The staging evaluation for men with known prostate cancer or symptoms that could be attributable to metastatic prostate cancer includes serum chemistries, PSA, bone scan, and computed tomography (CT) scan of the abdomen and pelvis. These initial tests provide evaluation of the most likely sites of metastatic disease to avoid inappropriate surgical intervention or radiation therapy. The extent of evaluation for metastatic disease relates to the likelihood of finding disease. A recent prospective survey of 3690 men described the positive yield of bone scan, and CT was <5% and 12%, respectively, for men with a PSA of 4 to 20 ng/mL. The yield decreased to 2% and 9% for those who also had a Gleason score of ≤6. Only the combination of a Gleason score of 8 to 10 and a PSA >20, or a PSA >50 alone, identified a group of men who had a >10% yield on bone scan and a 20% yield on CT scan.

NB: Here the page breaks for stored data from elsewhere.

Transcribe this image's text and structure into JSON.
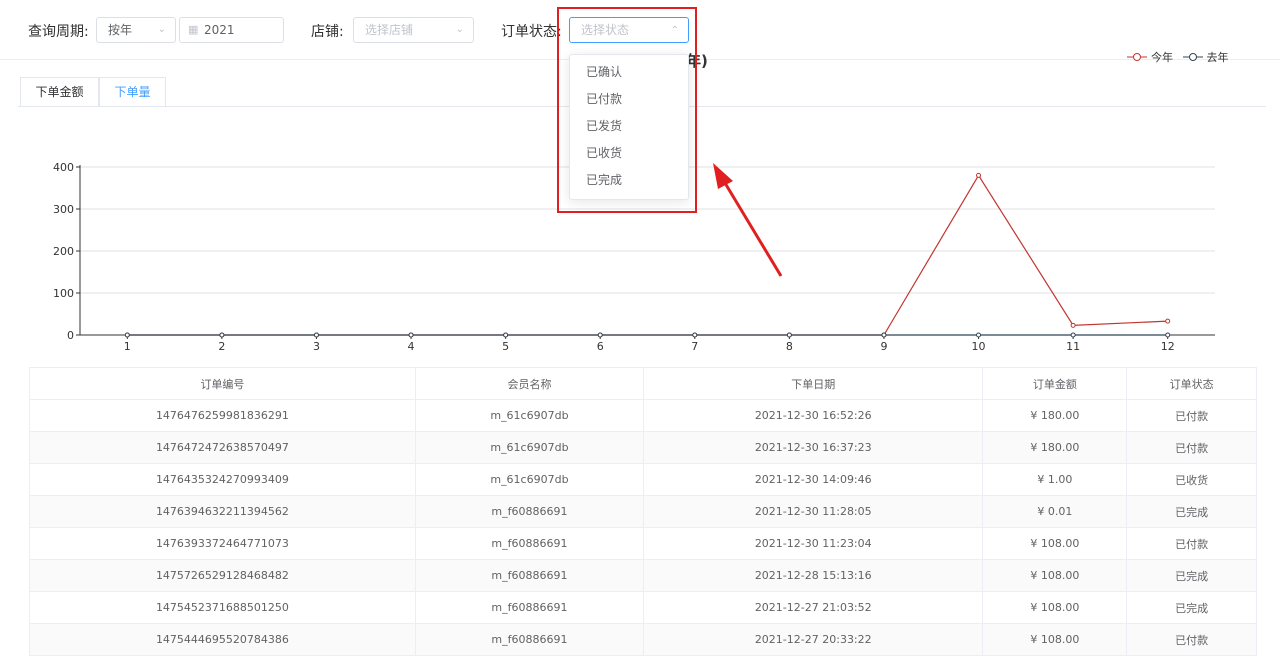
{
  "filters": {
    "period_label": "查询周期:",
    "period_value": "按年",
    "year_value": "2021",
    "shop_label": "店铺:",
    "shop_placeholder": "选择店铺",
    "status_label": "订单状态:",
    "status_placeholder": "选择状态"
  },
  "tabs": [
    {
      "label": "下单金额"
    },
    {
      "label": "下单量"
    }
  ],
  "chart_title_visible": "年)",
  "status_options": [
    "已确认",
    "已付款",
    "已发货",
    "已收货",
    "已完成"
  ],
  "chart_data": {
    "type": "line",
    "x": [
      "1",
      "2",
      "3",
      "4",
      "5",
      "6",
      "7",
      "8",
      "9",
      "10",
      "11",
      "12"
    ],
    "series": [
      {
        "name": "今年",
        "values": [
          0,
          0,
          0,
          0,
          0,
          0,
          0,
          0,
          0,
          380,
          23,
          33
        ],
        "color": "#c23531"
      },
      {
        "name": "去年",
        "values": [
          0,
          0,
          0,
          0,
          0,
          0,
          0,
          0,
          0,
          0,
          0,
          0
        ],
        "color": "#2f4554"
      }
    ],
    "yticks": [
      "0",
      "100",
      "200",
      "300",
      "400"
    ],
    "ylim": [
      0,
      400
    ],
    "legend": "top-right",
    "grid": true
  },
  "table": {
    "headers": [
      "订单编号",
      "会员名称",
      "下单日期",
      "订单金额",
      "订单状态"
    ],
    "rows": [
      [
        "1476476259981836291",
        "m_61c6907db",
        "2021-12-30 16:52:26",
        "¥ 180.00",
        "已付款"
      ],
      [
        "1476472472638570497",
        "m_61c6907db",
        "2021-12-30 16:37:23",
        "¥ 180.00",
        "已付款"
      ],
      [
        "1476435324270993409",
        "m_61c6907db",
        "2021-12-30 14:09:46",
        "¥ 1.00",
        "已收货"
      ],
      [
        "1476394632211394562",
        "m_f60886691",
        "2021-12-30 11:28:05",
        "¥ 0.01",
        "已完成"
      ],
      [
        "1476393372464771073",
        "m_f60886691",
        "2021-12-30 11:23:04",
        "¥ 108.00",
        "已付款"
      ],
      [
        "1475726529128468482",
        "m_f60886691",
        "2021-12-28 15:13:16",
        "¥ 108.00",
        "已完成"
      ],
      [
        "1475452371688501250",
        "m_f60886691",
        "2021-12-27 21:03:52",
        "¥ 108.00",
        "已完成"
      ],
      [
        "1475444695520784386",
        "m_f60886691",
        "2021-12-27 20:33:22",
        "¥ 108.00",
        "已付款"
      ]
    ]
  }
}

To stage in an appropriate and cost-effective manner, patients with low PSAs and low to intermediate Gleason scores do not require evaluation. More risk factors increase the degree of preoperative evaluation. Table 96-1 provides guidelines for preoperative staging. These studies also provide a baseline for follow-up. Figure 96-1 illustrates a stepwise approach to evaluation, monitoring, and treatment.